Misschien gaat het vervelen vast te stellen dat Trumps woorden en daden precies het handboek volgen voor autoritair leiderschap, maar dat maakt het niet minder waar. Leugens over massaal en niet te beteugelen geweld horen daarbij. In 2020, bij de onrust over de moord op George Floyd, riep hij hetzelfde en wilde hij het leger al inzetten om demonstranten in hun benen te schieten. Toen weerhielden bedachtzame en serieuze leden van zijn omgeving hem nog van excessen. Die zijn er niet meer. Nu schiet een agent in Los Angeles fluitend een journalist neer. Wie Los Angeles goed kent weet overigens dat de LAPD, de politie van de stad, uitzonderlijk impopulair is. Geen burger die op hen vertrouwt.
Voor Trump zijn er ook banale redenen om wild tekeer te gaan in Los Angeles. De confrontatie is een welkome afleiding van zijn falen als president. Dat begint al met de aanleiding van de agressieve acties in Los Angeles: lagere aantallen opgepakten dan beloofd. Trumps chef hater, zijn assistent voor binnenlands beleid Stephen Miller, was er zo pissig over dat hij beval om mensen op te gaan pakken in winkels en restaurants. De timing daarvan is niet toevallig. De narcisten ruzie tussen Musk en Trump is schadelijk, hoe je het ook wendt of keert. Er is de steeds duidelijker wordende puinhoop van Trumps begrotingsbeleid, de lelijke ominbuswet die bij de Senaat ligt. Er is Trumps falen als vredestichter. Het uitkleden van de universitaire wereld van onderzoek, het breken van academische carrières, is allesbehalve populair. De bewijzen van corruptie van historisch ongekende proporties stapelen zich op. Doge-ontslagen worden teruggedraaid. De importheffingen zijn een flop. Het is, kortom, tijd om de aandacht af te leiden.

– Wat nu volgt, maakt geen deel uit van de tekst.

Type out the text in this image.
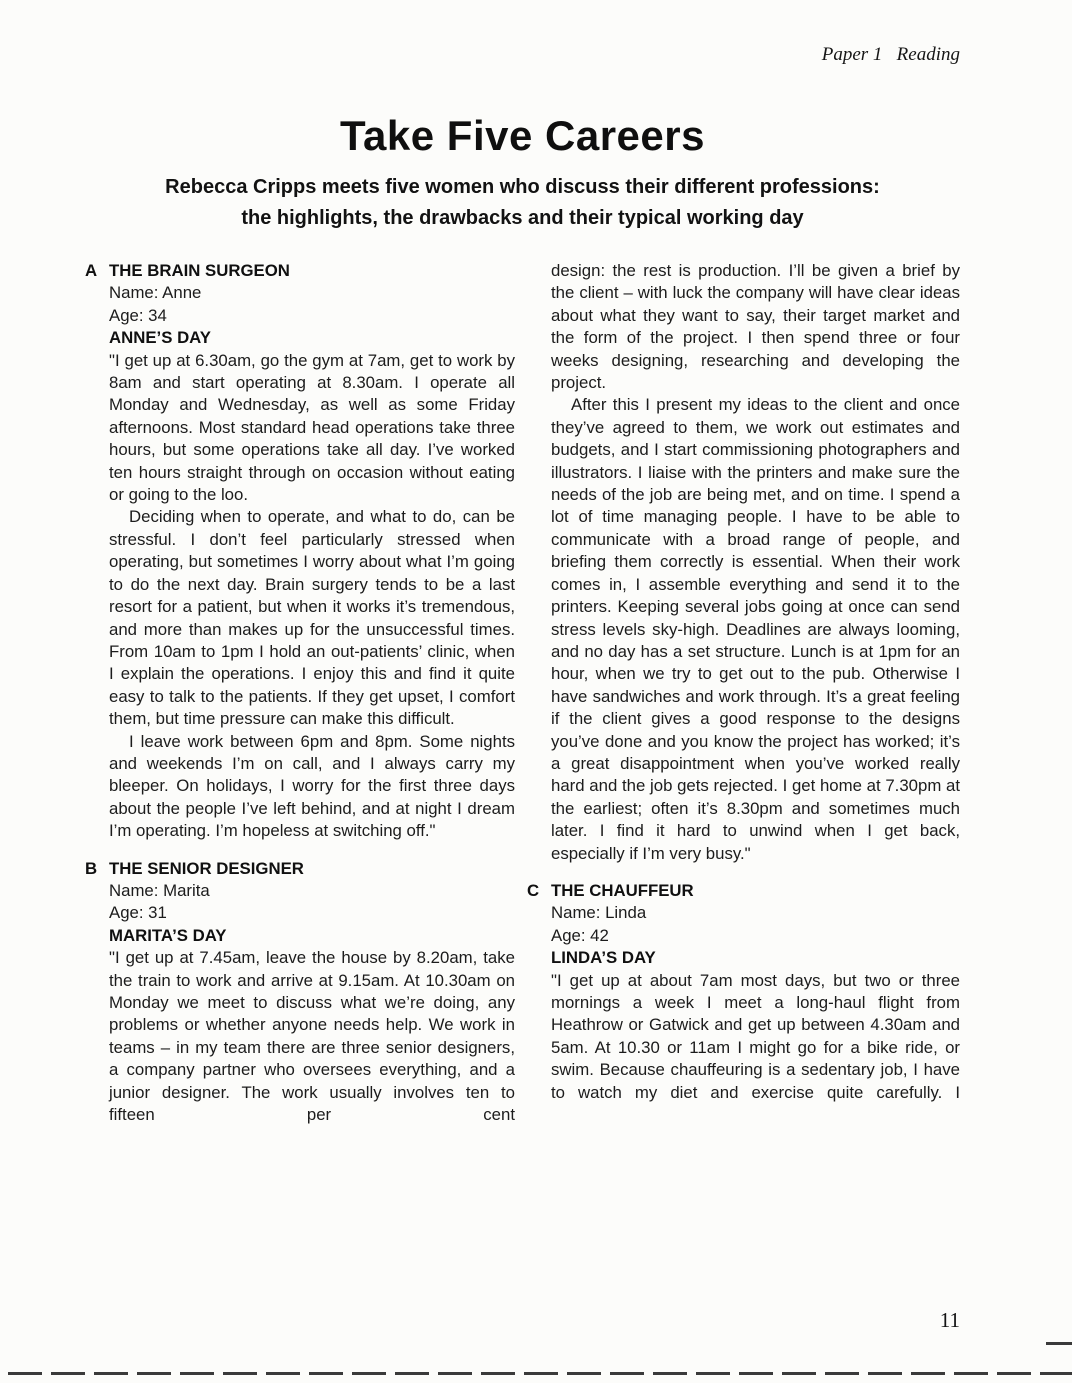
Paper 1   Reading
Take Five Careers
Rebecca Cripps meets five women who discuss their different professions:
the highlights, the drawbacks and their typical working day
A THE BRAIN SURGEON
Name: Anne
Age: 34
ANNE’S DAY

"I get up at 6.30am, go the gym at 7am, get to work by 8am and start operating at 8.30am. I operate all Monday and Wednesday, as well as some Friday afternoons. Most standard head operations take three hours, but some operations take all day. I’ve worked ten hours straight through on occasion without eating or going to the loo.

Deciding when to operate, and what to do, can be stressful. I don’t feel particularly stressed when operating, but sometimes I worry about what I’m going to do the next day. Brain surgery tends to be a last resort for a patient, but when it works it’s tremendous, and more than makes up for the unsuccessful times. From 10am to 1pm I hold an out-patients’ clinic, when I explain the operations. I enjoy this and find it quite easy to talk to the patients. If they get upset, I comfort them, but time pressure can make this difficult.

I leave work between 6pm and 8pm. Some nights and weekends I’m on call, and I always carry my bleeper. On holidays, I worry for the first three days about the people I’ve left behind, and at night I dream I’m operating. I’m hopeless at switching off."

B THE SENIOR DESIGNER
Name: Marita
Age: 31
MARITA’S DAY

"I get up at 7.45am, leave the house by 8.20am, take the train to work and arrive at 9.15am. At 10.30am on Monday we meet to discuss what we’re doing, any problems or whether anyone needs help. We work in teams – in my team there are three senior designers, a company partner who oversees everything, and a junior designer. The work usually involves ten to fifteen per cent

design: the rest is production. I’ll be given a brief by the client – with luck the company will have clear ideas about what they want to say, their target market and the form of the project. I then spend three or four weeks designing, researching and developing the project.

After this I present my ideas to the client and once they’ve agreed to them, we work out estimates and budgets, and I start commissioning photographers and illustrators. I liaise with the printers and make sure the needs of the job are being met, and on time. I spend a lot of time managing people. I have to be able to communicate with a broad range of people, and briefing them correctly is essential. When their work comes in, I assemble everything and send it to the printers. Keeping several jobs going at once can send stress levels sky-high. Deadlines are always looming, and no day has a set structure. Lunch is at 1pm for an hour, when we try to get out to the pub. Otherwise I have sandwiches and work through. It’s a great feeling if the client gives a good response to the designs you’ve done and you know the project has worked; it’s a great disappointment when you’ve worked really hard and the job gets rejected. I get home at 7.30pm at the earliest; often it’s 8.30pm and sometimes much later. I find it hard to unwind when I get back, especially if I’m very busy."

C THE CHAUFFEUR
Name: Linda
Age: 42
LINDA’S DAY

"I get up at about 7am most days, but two or three mornings a week I meet a long-haul flight from Heathrow or Gatwick and get up between 4.30am and 5am. At 10.30 or 11am I might go for a bike ride, or swim. Because chauffeuring is a sedentary job, I have to watch my diet and exercise quite carefully. I

11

Wat het geheel aan ontwikkelingen in deze turbulente 140 dagen van Trump 2.0 verbindt is afkeer. Afkeer van alles wat een samenleving bindt, bijeenhoudt en groeivermogen geeft. Afkeer van alles wat Amerika groot heeft gemaakt. Afkeer van iedereen die Trump niet de grootste, de beste en de mooiste president vindt. Wie had kunnen denken dat een president alle Amerikanen een ‘gelukkige’ Memorial Day zou wensen, ‘inclusief het tuig dat de afgelopen vier jaar bezig was ons land kapot te maken’. Dat de rechtse woke propagandisten woorden als ‘diversiteit’ en ‘gelijkheid’ hebben verboden, boeken verbannen.
Het staat nog te bezien of Amerika genoeg haters heeft om Trumps wrede beleid te laten beklijven. Het is waar dat het vooruitzicht van kampen vol opgepakte illegalen, transporten en menselijk leed dat hij in de campagne schetste niet tegen hem werkte. Je zou zelfs kunnen zeggen dat hij het heeft beloofd. En ja, hij denkt nog steeds dat hij op dit onderwerp kan scoren.
Maar de praktijk van het oppakken van buren, co-werkers en keurige burgers die al jaren in Amerika wonen, is heel wat anders dan de belofte ervan in de campagne. Terreur, van de overheid en van anderen, hakt er pas echt in als het gaat om mensen die dicht bij je staan.
Het is mogelijk dat alle Trumpies haters zijn geworden, dat de helft van het land geen probleem heeft met wreed, onmenselijk en uiteindelijk sociaal én economisch schadelijk beleid. Maar het moet niet verbazen als de opeenstapeling van haat en wreedheid zich toch tegen de MAGA-regering gaat keren.